DETERMINATION OF INTRACELLULAR REACTIVE OXYGEN SPECIES AND HIGH MITOCHRONDRIAL MEMBRANE POTENTIAL IN VIABLE BOAR SPERM USING FLUORESCENCE ACTIVATED FLOW CYTOMETRY

Authors: Guthrie, Howard; Welch, Glenn

Submitted to: Journal of Animal Science
Publication Type: Peer Reviewed Journal
Publication Acceptance Date: 3/1/2006
Publication Date: 7/1/2006
Citation: Guthrie, H.D., Welch, G.R. 2006. Determination of intracellular reactive oxygen species and high mitochrondrial membrane potential in viable boar sperm using fluorescence activated flow cytometry. Journal of Animal Science. 84:2089-2100.

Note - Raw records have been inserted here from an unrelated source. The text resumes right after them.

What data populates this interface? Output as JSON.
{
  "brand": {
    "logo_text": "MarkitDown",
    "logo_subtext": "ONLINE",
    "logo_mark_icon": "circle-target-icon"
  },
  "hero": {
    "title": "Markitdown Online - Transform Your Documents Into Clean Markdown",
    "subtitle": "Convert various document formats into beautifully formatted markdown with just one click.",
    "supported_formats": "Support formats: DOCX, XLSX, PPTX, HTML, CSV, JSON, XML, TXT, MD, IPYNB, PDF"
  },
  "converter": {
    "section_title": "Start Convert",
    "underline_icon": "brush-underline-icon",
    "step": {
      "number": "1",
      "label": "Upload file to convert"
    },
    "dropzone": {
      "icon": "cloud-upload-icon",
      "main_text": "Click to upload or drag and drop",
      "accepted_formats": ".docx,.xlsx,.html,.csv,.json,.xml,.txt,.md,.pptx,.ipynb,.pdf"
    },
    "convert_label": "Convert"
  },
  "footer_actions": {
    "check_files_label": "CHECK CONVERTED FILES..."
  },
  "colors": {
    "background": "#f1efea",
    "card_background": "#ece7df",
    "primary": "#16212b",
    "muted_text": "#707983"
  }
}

Interpretive Summary: The use of frozen semen in the swine industry is limited by problems with viability and fertility compared to liquid semen. Part of the reduction in sperm motility and fertility associated with cryopreservation may be due to oxidative damage from excessive or inappropriate formation of reactive oxygen species. Chemiluminescence measurements of reactive oxygen species are not possible in live cells and are problematic because of poor specificity. We developed an alternative approach, flow cytometry, to identify sperm containing reactive oxygen species utilizing the dyes hydroethidine and 2,7-dichlorodihydro-fluorescein diacetate as oxidizable substrates and impermeant DNA dyes exclude dead cells. Sperm were incubated with and without reactive oxygen species generators and free radical scavengers. Basal reactive oxygen species formation was low (less than 4%) and did not differ between viable fresh and thawed boar spermatozoa. In addition, fresh and thawed sperm were equally susceptible to intracellular formation of reactive oxygen species produced by xanthine/xanthine oxidase, 94.4 and 87.9% of sperm, respectively. Hydrogen peroxide was likely the primary cause of dye oxidation and inhibition of sperm motion for the reactive oxygen species generators tested.

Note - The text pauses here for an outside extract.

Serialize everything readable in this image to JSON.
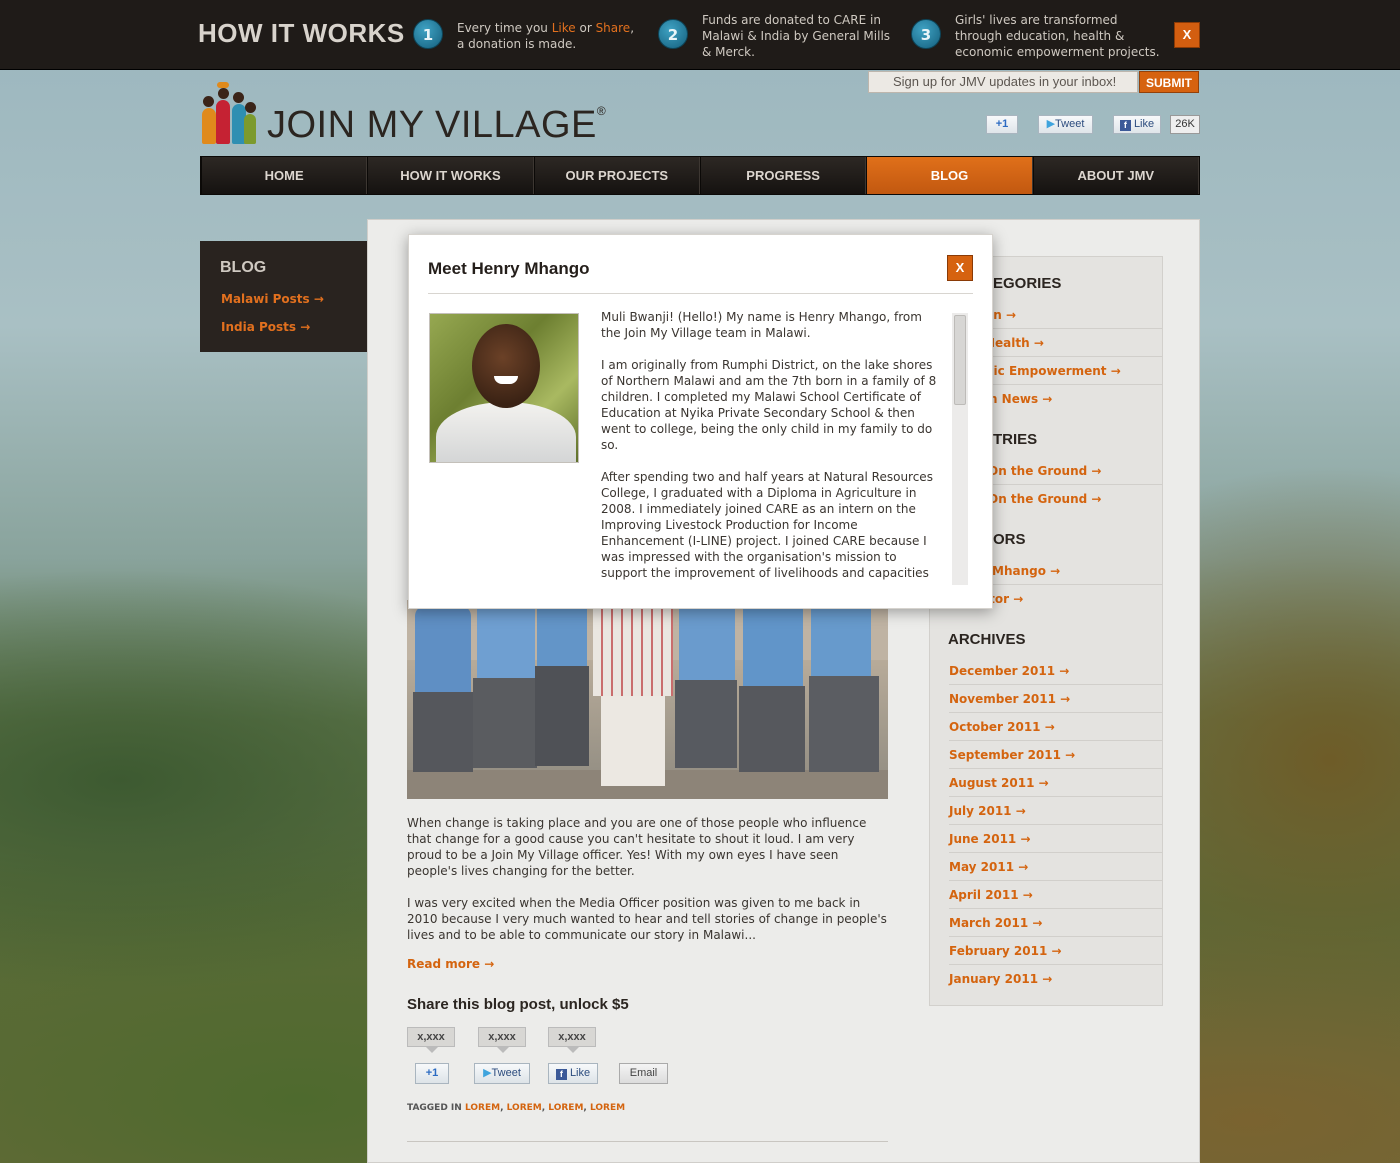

Technical Abstract: The use of frozen semen in the swine industry is limited by problems with viability and fertility compared to liquid semen. Part of the reduction in sperm motility and fertility associated with cryopreservation may be due to oxidative damage from excessive or inappropriate formation of reactive oxygen species (ROS). Chemiluminescence measurements of ROS are not possible in live cells and are problematic because of poor specificity. We developed an alternative approach, flow cytometry, to identify viable boar sperm containing reactive oxygen species utilizing the dyes hydroethidine and 2’,7’-dichlorodihydrofluorescein diacetate as oxidizable substrates and impermeant DNA dyes exclude dead sperm. Sperm were incubated with and without reactive oxygen species generators and free radical scavengers. Basal ROS formation was low (less than 4%) and did not differ between viable fresh and thawed boar sperm. In addition, fresh and thawed viable sperm were equally susceptible to intracellular formation of reactive oxygen species produced by xanthine/xanthine oxidase, 94.4 and 87.9% of sperm, respectively. Catalase and superoxide dismutase (SOD) treatment in the presence of xanthine/xanthine oxidase indicated that hydrogen peroxide was the primary intracellular ROS measured. Further, catalase, but not SOD, was capable of attenuating ROS induced inhibition of motility. While basal intracellular hydrogen peroxide formation was low in viable fresh and thawed boar sperm, both were quite susceptible to external sources of hydrogen peroxide.